Her ability had emerged, as it so often did for Riders, in time to save her life. She had been on a midwinter errand when her ability warned her of a devastating blizzard that would soon descend. She was able to seek safety in a Rider waystation just as the first snowflakes swirled down from the heavens.

Though Garth might believe she had provided him with misinformation for the sake of a practical joke, Karigan wasn’t so sure. Tegan had blanched at Garth’s arrival, and all her ordinary buoyancy was lacking.

“If this is how you treat fellow Riders when they go out on the king’s business,” Garth said, “I will never trust you again.”

Tegan put her hands over her face and ran from the room, sobbing. Garth, mired in wetness and anger, seemed not to notice or care. Justin and Yates simply shrugged and resumed their game, probably attributing her behavior to it being “that time of the month.”

Karigan drew the hood of her greatcoat over her head and walked out into the rainstorm, believing that what she just witnessed was very wrong.

A LIGHT IN THE DARK

Lightning flashed across Captain Mapstone’s face, highlighting her features in harsh planes. Rain drummed on the slate roof of officers quarters and a downdraft stirred the flames in the fireplace, scattering sparks and ashes onto the stone floor.

Karigan stuffed the documents into a message satchel to protect them from the weather, and pulled up her hood.

The captain sat slumped over her work table, her chin propped on her fists.

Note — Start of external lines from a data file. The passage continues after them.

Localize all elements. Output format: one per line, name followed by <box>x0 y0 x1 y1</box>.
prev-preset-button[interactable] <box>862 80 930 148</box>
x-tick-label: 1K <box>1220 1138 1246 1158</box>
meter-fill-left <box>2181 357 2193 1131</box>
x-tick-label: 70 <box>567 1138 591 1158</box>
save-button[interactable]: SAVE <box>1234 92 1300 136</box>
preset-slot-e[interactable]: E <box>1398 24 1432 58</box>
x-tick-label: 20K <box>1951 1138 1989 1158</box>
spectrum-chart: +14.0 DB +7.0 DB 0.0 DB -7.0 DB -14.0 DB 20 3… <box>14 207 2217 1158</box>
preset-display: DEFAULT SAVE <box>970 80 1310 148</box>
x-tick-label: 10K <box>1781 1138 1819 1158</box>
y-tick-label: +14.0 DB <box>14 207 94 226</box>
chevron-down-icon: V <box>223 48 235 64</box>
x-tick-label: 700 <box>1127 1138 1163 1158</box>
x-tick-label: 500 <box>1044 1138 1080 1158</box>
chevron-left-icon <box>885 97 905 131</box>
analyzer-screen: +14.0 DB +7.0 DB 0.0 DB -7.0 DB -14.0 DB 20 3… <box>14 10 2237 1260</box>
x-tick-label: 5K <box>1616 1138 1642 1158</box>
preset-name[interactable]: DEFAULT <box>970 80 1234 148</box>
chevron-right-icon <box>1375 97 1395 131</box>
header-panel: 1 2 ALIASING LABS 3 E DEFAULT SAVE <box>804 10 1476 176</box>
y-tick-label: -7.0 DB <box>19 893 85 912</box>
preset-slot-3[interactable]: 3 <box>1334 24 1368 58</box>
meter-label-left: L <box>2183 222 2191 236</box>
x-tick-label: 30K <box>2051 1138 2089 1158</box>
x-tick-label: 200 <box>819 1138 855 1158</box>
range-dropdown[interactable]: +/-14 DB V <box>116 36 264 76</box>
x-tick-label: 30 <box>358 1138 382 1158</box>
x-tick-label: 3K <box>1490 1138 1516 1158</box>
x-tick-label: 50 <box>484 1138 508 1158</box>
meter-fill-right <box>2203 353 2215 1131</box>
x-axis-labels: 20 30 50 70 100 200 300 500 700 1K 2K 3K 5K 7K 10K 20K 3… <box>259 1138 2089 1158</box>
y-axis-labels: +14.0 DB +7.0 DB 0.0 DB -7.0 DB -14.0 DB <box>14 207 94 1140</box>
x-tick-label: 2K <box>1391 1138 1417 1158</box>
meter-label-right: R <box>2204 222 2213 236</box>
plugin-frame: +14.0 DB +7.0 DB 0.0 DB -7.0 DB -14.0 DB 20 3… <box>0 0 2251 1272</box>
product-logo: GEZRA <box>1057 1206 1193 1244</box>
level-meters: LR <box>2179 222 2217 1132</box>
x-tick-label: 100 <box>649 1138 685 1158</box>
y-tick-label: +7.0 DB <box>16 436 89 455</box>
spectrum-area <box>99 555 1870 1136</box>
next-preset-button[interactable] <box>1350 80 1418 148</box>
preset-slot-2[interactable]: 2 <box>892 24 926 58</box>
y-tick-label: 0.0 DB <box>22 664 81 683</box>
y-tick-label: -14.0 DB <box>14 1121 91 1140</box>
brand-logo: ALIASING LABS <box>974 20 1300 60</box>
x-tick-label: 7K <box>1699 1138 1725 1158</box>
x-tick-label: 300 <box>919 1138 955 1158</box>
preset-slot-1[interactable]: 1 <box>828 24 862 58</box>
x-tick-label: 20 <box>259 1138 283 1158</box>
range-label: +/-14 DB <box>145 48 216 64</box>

She gazed down at some papers, a fresh cup of tea Karigan had brewed for her steaming forgotten at her elbow. Karigan wasn’t sure what it was the captain read, if she even read at all.

A cascading roll of thunder heralded another flash of lightning.

“I’m off to the castle,” Karigan said. “Anything you need from there?”

Captain Mapstone looked up, as though surprised to see her still standing there. “No, I don’t need anything. Just those requisitions sealed, and the reports dropped off.”

Karigan hastened from officers quarters into the deluge, which had turned the castle grounds into a sodden quagmire. She clutched the satchel close to her and splashed through flooded pathways.

Lately the captain seemed more distant than usual. Karigan had heard pieces of the stunning news out of D’Ivary Province, and she wondered if this is what preoccupied the captain. Being in the king’s inner circle, she was privy to any plans he might carry out against Lord-Governor D’Ivary. No doubt the captain was playing a role by advising him in the matter.

Lightning streaked across the sky, followed by an ear-splitting peal of thunder.

That was close! If Tegan had indeed predicted a sunny and fair day, she couldn’t have been more wrong.

That gave Karigan pause. Could it be she wasn’t the only one who had experienced difficulties with her special ability? She made a mental note to speak with Tegan as soon as she finished Captain Mapstone’s errands.

Lightning ripped down from the heavens in a jagged blue-edged bolt that exploded on the tip of a castle turret that bore the Sacoridian banner. Karigan winced at the blast and squeezed her eyes shut, still seeing a crooked blue after-image of the bolt. Her hair fairly stood on end and a prickling sensation traveled all the way down to her toes. It stirred within her, awakened something, but the sensation passed quickly.